Ob Nixilis, Captive Kingpin by Zezhou Chen
Ob Nixilis, Captive Kingpin by Zezhou Chen

By the looks of it, the answer to this problem was to just release Aftermath two days early. Instead of launching on Thursday, it dropped with very little forewarning on Tuesday, and all of a sudden Android was back in the fold. Problem solved, right? Again, as is the case with pretty much everything Aftermath-related, wrong.

There have been lots of upset players, whose plans were upended by the surprise drop of Aftermath. Content creators have had to cancel plans to ensure they’re able to do their job at a moment’s notice. Players bought into drafts and events just minutes before the drop, unaware a whole new set was launching that day. 48 hours early doesn’t seem like a big deal, and normally it wouldn’t be. But after the long list of things Aftermath has already done wrong, it’s hard not to just be exasperated with its Arena rollout.

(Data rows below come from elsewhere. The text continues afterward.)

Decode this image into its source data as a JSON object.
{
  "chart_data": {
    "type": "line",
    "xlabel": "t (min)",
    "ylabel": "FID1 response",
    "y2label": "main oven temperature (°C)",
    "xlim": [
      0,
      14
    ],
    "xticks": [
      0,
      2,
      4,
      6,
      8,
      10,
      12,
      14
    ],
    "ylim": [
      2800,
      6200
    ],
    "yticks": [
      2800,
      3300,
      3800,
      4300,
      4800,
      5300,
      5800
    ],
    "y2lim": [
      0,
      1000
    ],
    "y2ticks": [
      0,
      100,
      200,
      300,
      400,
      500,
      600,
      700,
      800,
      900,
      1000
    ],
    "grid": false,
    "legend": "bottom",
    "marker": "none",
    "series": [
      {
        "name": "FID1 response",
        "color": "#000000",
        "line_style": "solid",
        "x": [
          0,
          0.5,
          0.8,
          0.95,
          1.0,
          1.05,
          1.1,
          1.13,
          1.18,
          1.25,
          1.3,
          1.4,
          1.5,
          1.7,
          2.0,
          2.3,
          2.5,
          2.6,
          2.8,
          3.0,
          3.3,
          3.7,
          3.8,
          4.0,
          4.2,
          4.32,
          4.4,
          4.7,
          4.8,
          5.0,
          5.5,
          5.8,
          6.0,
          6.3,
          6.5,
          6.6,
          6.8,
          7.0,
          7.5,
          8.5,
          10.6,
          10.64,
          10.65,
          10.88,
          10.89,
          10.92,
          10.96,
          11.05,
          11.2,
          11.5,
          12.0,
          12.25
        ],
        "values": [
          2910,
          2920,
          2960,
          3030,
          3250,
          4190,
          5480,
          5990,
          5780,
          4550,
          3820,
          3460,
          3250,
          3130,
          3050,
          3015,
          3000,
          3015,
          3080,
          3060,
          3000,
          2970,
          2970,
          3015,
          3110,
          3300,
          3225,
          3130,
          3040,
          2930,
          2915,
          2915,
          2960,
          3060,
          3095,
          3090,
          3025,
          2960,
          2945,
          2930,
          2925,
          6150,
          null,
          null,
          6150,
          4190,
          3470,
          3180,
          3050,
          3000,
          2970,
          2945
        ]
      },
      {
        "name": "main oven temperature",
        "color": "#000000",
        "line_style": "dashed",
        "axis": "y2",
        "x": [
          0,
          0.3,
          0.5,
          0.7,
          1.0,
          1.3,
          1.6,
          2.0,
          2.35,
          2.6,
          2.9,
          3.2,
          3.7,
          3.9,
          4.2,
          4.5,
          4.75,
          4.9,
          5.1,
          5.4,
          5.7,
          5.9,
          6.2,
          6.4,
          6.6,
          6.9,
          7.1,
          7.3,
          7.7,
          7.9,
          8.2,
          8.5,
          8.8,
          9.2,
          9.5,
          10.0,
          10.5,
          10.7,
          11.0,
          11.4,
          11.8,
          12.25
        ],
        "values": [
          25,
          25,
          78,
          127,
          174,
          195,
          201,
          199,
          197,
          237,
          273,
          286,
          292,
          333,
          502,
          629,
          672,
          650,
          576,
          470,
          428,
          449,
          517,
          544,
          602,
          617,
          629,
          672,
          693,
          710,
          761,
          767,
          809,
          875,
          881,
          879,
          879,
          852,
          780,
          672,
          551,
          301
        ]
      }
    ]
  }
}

Buying MoM Aftermath packs on MTG Arena

More importantly than the timing, how the set is available on Arena feels like a kick in the teeth. In paper, you’re able to buy packs of five cards in an Epilogue booster, and all six of them will be from The Aftermath. On Arena, Aftermath boosters are instead a mix of March of the Machine and The Aftermath cards. On my very first pack of The Aftermath, I only got one card from the set. The rest were from March of the Machine, a set I’ve bought many packs for since it arrived on Arena.

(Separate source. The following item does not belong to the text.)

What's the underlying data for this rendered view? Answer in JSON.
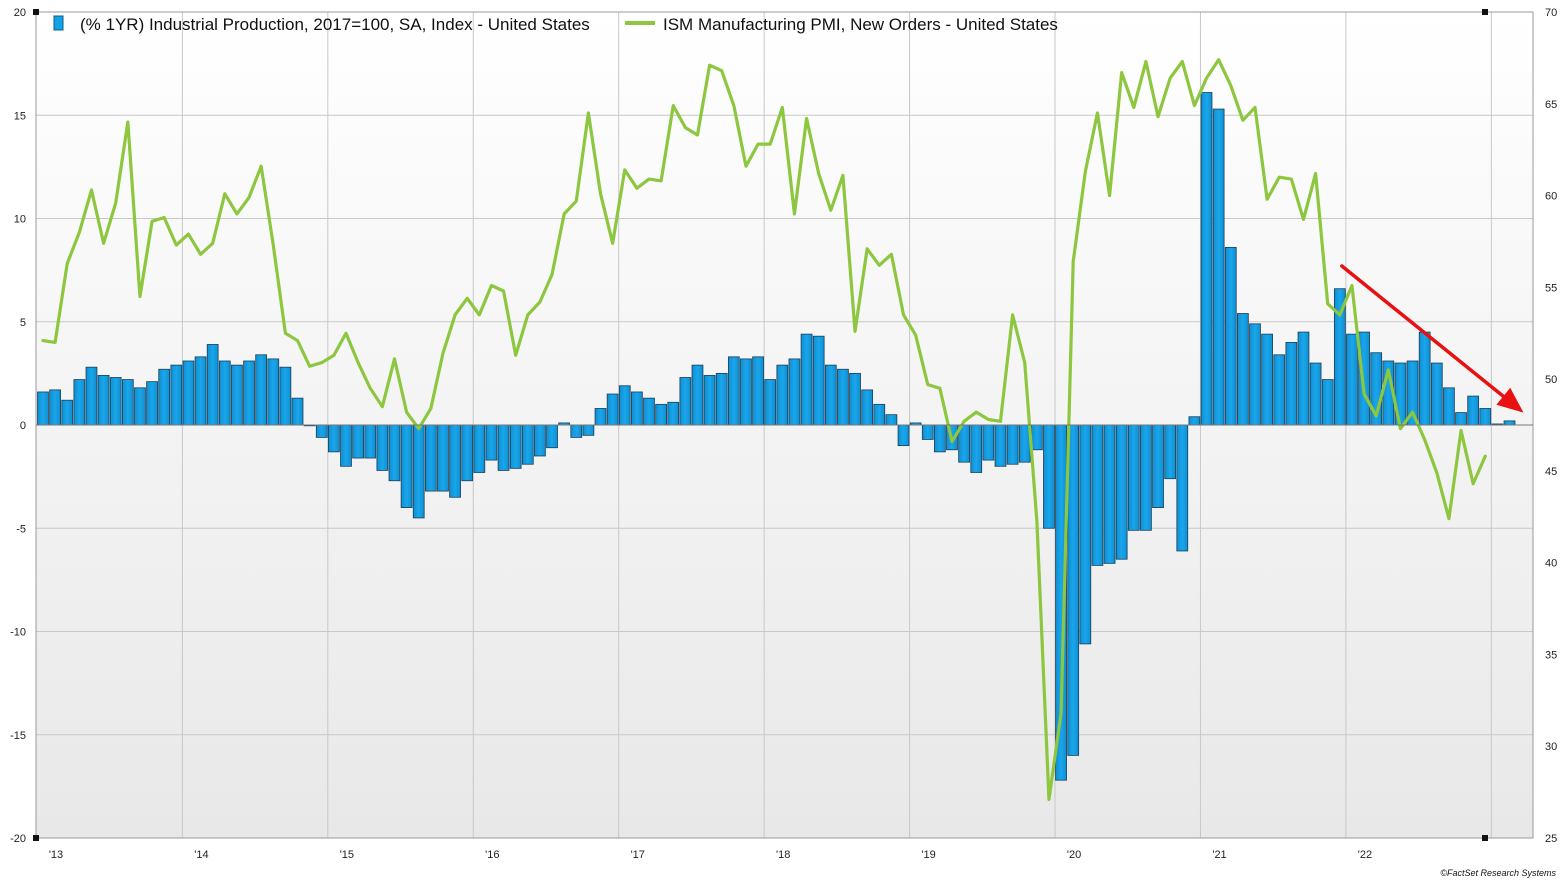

The reasoning behind this makes sense – it’s a 50-card set, and with Arena’s duplicate protection it’d be too easy to complete full playsets of the whole thing. But the answer to that really didn’t have to be selling me stuff I already own in packs not clearly labelled as containing older cards. Aftermath has proven that not every Magic product needs to be a booster set, and maybe Arena could have been the perfect venue to experiment with other methods of getting the cards out there, the way Pokemon TCG does with its mini-sets.

Opening an MoM Aftermath pack on MTG Arena and only pulling one card from the set.

Aftermath could have been a non-randomised purchase on Arena, a $50 “get the whole set” deal like the Historic and Explorer Anthologies, or Hearthstone’s mini-sets. It could have been tied into a Mastery Pass instead, with Aftermath packs rewarded for levelling up. It could even have been packs of two or three cards, rather than paper’s five or six. Anything feels less disappointing than opening a new set and getting another bloody Khenra Spellspear.

The set has been in my hands for less than 48 hours, and I’m already worn out with it. With so much controversy before launch, an unsatisfying surprise drop, and then an even weaker product offering, it feels like Aftermath is doomed and Wizards just wants to get it out of the way. Despite the unending hype machine of Magic, I’m happy, just this once, to let Wizards move onto the next thing, just so we can all stop thinking about The Aftermath.